Actually googling around a bit I read stuff this way and that way and I finished up thinking it is better not to use it. 
 I did use an old bag on one mixer load in the corner of a slab and that corner is already very soft looking, rounded corners, etc...  I can see the time coming when I'll have to dig it out and redo it. 
 It's not just 'el cheapo', it's what the hell to do with it and why throw it away if it is a perfectly useful material for some purpose or other. 
 But I think it is not worth worrying about and I plan to dump mine in our household waste garbage bin. 
 Actually it is the dustiness finally persuaded me.  I might be theoretically in favor of or prepared to sieve the stuff, but in practice there's too much dust in the air when I'm simply scooping it out of the bag for my liking. No. Minimum interaction, me and cement, I reckon is the best thing.  
 I do notice that a lot of the 'new' cement I buy seems to form into little balls the minute I open the pack and start digging into it.  
 That's from three different vendors, too.

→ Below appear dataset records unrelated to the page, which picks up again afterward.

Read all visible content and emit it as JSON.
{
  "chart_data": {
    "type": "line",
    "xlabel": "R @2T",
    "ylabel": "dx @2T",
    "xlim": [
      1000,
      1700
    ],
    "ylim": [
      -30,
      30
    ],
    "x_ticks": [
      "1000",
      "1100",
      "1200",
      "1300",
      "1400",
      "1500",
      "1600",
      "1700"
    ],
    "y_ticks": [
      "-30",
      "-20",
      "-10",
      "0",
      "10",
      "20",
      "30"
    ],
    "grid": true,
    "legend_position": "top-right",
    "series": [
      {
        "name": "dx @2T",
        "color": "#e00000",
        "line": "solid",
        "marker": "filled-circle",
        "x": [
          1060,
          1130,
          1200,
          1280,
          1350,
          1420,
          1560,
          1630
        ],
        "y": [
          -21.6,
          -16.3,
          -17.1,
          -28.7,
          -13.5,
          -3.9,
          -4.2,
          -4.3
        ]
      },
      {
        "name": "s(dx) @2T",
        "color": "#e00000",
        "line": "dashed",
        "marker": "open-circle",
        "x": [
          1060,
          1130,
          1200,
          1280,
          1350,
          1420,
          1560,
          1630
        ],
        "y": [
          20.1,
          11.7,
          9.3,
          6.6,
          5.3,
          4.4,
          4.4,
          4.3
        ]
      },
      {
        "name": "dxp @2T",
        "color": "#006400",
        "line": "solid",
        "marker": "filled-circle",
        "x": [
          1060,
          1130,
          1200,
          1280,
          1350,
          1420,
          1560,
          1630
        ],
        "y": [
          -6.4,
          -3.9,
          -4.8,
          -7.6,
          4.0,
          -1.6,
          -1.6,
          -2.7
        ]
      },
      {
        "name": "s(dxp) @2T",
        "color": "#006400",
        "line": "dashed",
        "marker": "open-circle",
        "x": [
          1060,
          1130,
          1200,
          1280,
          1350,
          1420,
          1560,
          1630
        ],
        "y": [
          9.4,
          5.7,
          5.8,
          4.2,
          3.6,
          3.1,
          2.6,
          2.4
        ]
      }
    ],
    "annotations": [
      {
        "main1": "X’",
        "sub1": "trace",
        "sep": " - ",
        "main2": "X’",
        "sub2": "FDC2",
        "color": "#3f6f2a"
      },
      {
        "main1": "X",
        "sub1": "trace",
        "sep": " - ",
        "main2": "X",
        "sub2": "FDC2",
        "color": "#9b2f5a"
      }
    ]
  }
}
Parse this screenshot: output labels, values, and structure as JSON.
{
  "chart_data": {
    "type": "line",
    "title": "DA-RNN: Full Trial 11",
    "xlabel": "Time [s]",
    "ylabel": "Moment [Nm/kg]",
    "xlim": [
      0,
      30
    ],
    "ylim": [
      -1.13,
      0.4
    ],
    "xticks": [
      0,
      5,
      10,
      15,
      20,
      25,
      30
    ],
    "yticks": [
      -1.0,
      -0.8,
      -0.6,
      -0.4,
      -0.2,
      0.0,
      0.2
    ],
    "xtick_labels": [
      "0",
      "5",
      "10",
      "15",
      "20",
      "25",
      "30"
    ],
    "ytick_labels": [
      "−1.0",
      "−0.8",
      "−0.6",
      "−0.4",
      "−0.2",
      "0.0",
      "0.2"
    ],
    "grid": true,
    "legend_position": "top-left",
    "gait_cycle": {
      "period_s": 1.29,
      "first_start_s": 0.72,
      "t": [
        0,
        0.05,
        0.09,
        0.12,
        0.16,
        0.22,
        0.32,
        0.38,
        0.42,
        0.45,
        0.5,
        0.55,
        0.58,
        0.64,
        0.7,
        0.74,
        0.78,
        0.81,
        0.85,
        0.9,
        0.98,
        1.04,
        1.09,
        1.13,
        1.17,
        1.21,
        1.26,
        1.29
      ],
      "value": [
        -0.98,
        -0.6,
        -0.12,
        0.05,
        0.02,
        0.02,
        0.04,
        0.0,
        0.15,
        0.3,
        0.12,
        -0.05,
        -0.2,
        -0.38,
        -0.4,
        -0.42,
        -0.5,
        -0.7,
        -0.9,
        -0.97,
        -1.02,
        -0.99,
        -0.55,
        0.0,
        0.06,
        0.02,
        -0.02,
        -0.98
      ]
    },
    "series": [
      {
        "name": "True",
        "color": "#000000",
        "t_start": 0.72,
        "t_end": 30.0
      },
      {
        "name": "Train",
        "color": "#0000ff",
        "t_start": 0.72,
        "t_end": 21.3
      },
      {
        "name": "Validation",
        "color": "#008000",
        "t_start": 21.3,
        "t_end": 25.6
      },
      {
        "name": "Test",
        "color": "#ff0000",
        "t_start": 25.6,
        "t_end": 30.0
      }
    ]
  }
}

Wonder how fresh that is.   :Smilie:

----------


## Pulpo

Concrete does go off. 
Over a year old unlikely to use it. 
I always store it off the floor or concrete floor, seems to make a difference. 
If placing in a hole would not be too worried. 
Had a few lumps in bags over the years but in the mixer often breaks down. 
Would never consider sifting. 
Cheers 
Pulpo

----------